— А еще что было? — нетерпеливо топнула ногой Гульшари, кивнув на прозрачную рубашку, свесившуюся с табуретки.
— А еще голубь велел остаться всем ангелам в замке, — словоохотливо сообщила прислужница, помогая Гульшари надеть рубашку, — весь задний двор заполнили. Сейчас у князя шестьсот телохранителей, а у царя царей триста…
— Не твое дело, дура, считать, сколько их у царя! — досадливо прервала прислужницу Гульшари, прикрепляя к голубоватой кисее красные розы. — Вели оруженосцу просить пожаловать сюда князя Андукапара и подай мне малиновое платье с узором.
Поспешно одеваясь, Гульшари едва сдерживала новый прилив гнева. И не успел Андукапар войти, как она выслала прислужницу и обрушилась на мужа:
— Про дерзость Зураба уже знаешь? Или только на мою зоркость надеешься?
— Почему дерзость? — недоуменно пожал плечами Андукапар. — Он же обещал выделить сарбазские тысячи для сопровождения ханов. Наверно, оружие проверить захотел.
— Проверить, у кого больше перьев в крыльях — у ангелов или у голубя. Жаль, твой рост длиннее твоего зрения, иначе увидел бы, что арагвинец перед нами кичится. И почему чуть свет летишь сторожить порог опочивальни Шадимана? Не тебе ли, мужу царицы Гульшари, все должны до земли кланяться? Почему держишь себя не как брат и наследник Симона?
— Гульшари! Молю, как Христа… или как Магомета… это одно и то же… — Андукапар открыл дверь и снова прихлопнул. — Если Шадиман или Симон услышат, а это одно и то же, не иначе, как снова увидим замок Арша.
— Хо… хо… еще кого боишься, долговязый петух? Видно, у тебя больше перьев!
— Никого не боюсь так, как твоего языка, а моя шашка отточена не хуже чем мечи у светлейших. Но советую помнить о желании шаха Аббаса видеть свою племянницу царицей Картли, а сына ее — наследником!
— Не смей засаривать мои уши сгнившей травой! Никому не уступлю корону, а Шадиману, который заслонил твое светлое знамя черной буркой Зураба, пора…
— Не договаривай, Гульшари. Запомни крепко: Шадиман помог Симону вернуться на царство, помог нам покинуть Арша и еще… поможет, когда настанет час избавиться от Зураба. Не забывай также, что мой брат Фиран женат на его сестре, — ведь родственник. А что без Шадимана Метехи?
— И ты, князь, не смей договаривать! Родственник! Давно об этом забыли! Метехи для династии Багратиони, а не для…
— Ни один Багратиони не удержится на троне без поддержки могущественных князей! — воскликнул задетый Андукапар. — Прошу, Гульшари, не обостряй наши отношения с Шадиманом. Мы и так одни, князья бегут из Метехи, как крысы из горящего амбара.
Гульшари подправила локоны, спущенные к щекам, жемчужные подвески, ударила в шар, приказала вбежавшей прислужнице позвать князя Мдивани и, не удостоив мужа ни единым взглядом, направилась в «дарбази для встреч».

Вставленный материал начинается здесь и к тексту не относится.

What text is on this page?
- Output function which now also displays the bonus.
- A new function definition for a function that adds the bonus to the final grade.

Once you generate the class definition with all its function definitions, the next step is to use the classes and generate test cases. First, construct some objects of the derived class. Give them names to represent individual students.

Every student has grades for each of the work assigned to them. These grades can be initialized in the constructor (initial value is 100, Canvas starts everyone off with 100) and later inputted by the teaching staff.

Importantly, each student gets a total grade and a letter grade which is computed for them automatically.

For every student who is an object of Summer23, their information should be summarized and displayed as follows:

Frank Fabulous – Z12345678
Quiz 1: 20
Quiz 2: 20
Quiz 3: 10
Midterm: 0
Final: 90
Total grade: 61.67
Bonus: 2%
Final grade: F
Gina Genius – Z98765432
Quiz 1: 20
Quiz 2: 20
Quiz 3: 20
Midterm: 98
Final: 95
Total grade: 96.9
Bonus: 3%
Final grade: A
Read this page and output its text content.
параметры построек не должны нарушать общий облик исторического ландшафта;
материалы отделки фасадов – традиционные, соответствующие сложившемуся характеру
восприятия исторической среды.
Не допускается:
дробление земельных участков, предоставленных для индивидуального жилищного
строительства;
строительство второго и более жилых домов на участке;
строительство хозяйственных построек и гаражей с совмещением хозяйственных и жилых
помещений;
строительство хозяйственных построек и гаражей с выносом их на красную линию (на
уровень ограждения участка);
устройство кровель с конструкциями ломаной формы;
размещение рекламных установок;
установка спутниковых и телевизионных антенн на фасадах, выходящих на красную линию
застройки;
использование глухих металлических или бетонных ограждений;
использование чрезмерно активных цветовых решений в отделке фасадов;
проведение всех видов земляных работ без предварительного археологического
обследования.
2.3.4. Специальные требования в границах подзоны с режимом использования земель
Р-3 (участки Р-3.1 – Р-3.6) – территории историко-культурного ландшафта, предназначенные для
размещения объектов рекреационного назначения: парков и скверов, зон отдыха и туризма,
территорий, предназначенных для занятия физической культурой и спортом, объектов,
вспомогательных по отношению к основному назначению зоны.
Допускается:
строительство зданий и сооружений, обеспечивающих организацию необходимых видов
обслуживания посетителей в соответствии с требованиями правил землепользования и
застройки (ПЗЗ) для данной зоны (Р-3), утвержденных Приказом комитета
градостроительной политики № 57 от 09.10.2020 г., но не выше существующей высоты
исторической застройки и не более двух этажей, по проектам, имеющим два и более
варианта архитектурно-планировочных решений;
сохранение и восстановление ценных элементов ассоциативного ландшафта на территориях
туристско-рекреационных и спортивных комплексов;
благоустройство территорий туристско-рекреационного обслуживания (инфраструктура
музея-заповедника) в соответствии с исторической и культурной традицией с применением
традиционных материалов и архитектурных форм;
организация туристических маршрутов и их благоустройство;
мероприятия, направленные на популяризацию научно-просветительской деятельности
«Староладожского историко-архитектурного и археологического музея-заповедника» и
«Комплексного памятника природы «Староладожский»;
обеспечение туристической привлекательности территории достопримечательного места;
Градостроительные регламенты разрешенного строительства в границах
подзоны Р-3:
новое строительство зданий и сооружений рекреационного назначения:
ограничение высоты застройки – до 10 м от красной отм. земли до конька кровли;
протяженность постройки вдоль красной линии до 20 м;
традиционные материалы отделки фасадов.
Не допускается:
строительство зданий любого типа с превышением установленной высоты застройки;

Едва вошел молодой князь, как она отправила его в царские покои справиться у гостеприимца, здоров ли царь, и предупредить, что она, царевна Гульшари, соизволит лично предстать перед «тенью пророка» с утренним приветствием. Хотя Симон, побаиваясь сестры, и просил всегда жаловать к нему, не оповещая о том Метехи, но Гульшари строго соблюдала дворцовые правила, желая этим подчеркнуть и свою власть и недоступность царя. Иначе, думала она, всякая обезьяна перестанет считаться с таким венценосцем, как ее брат. И Андукапар обязан был подчиниться прихоти Гульшари. Она не ошиблась, находящиеся в Метехи придворные невольно следовали их примеру, и, к удовольствию Шадимана, хоть некоторая доля уважения к величию царя была соблюдена.
Странная выходка Зураба если не возмутила, то удивила Шадимана. Решив отложить разговор с Хосро о предложении католикоса, Шадиман поспешил обсудить с царевичем новую «арагвскую головоломку».
На утреннее совещание первым пришел Андукапар, вторым Иса-хан, а последним Зураб.
— Бисмиллах! — воскликнул Иса-хан, придавая голосу сладость шербета. Тебя ли видят мои опечаленные разлукой глаза? Пир наполовину был нам усладой, но в поисках причин тому мы остановились в оазисе догадок, ибо сказано: не ищи смысла там, где виден умысел.
— Хан из ханов, когда явился твой гонец в баню, я был мокрый, как рыба, и не осмелился побежать на твой зов. А когда высох, не услышал твоего призыва и покорно проскучал, ибо сказано: не спеши туда, где тебя не ждут.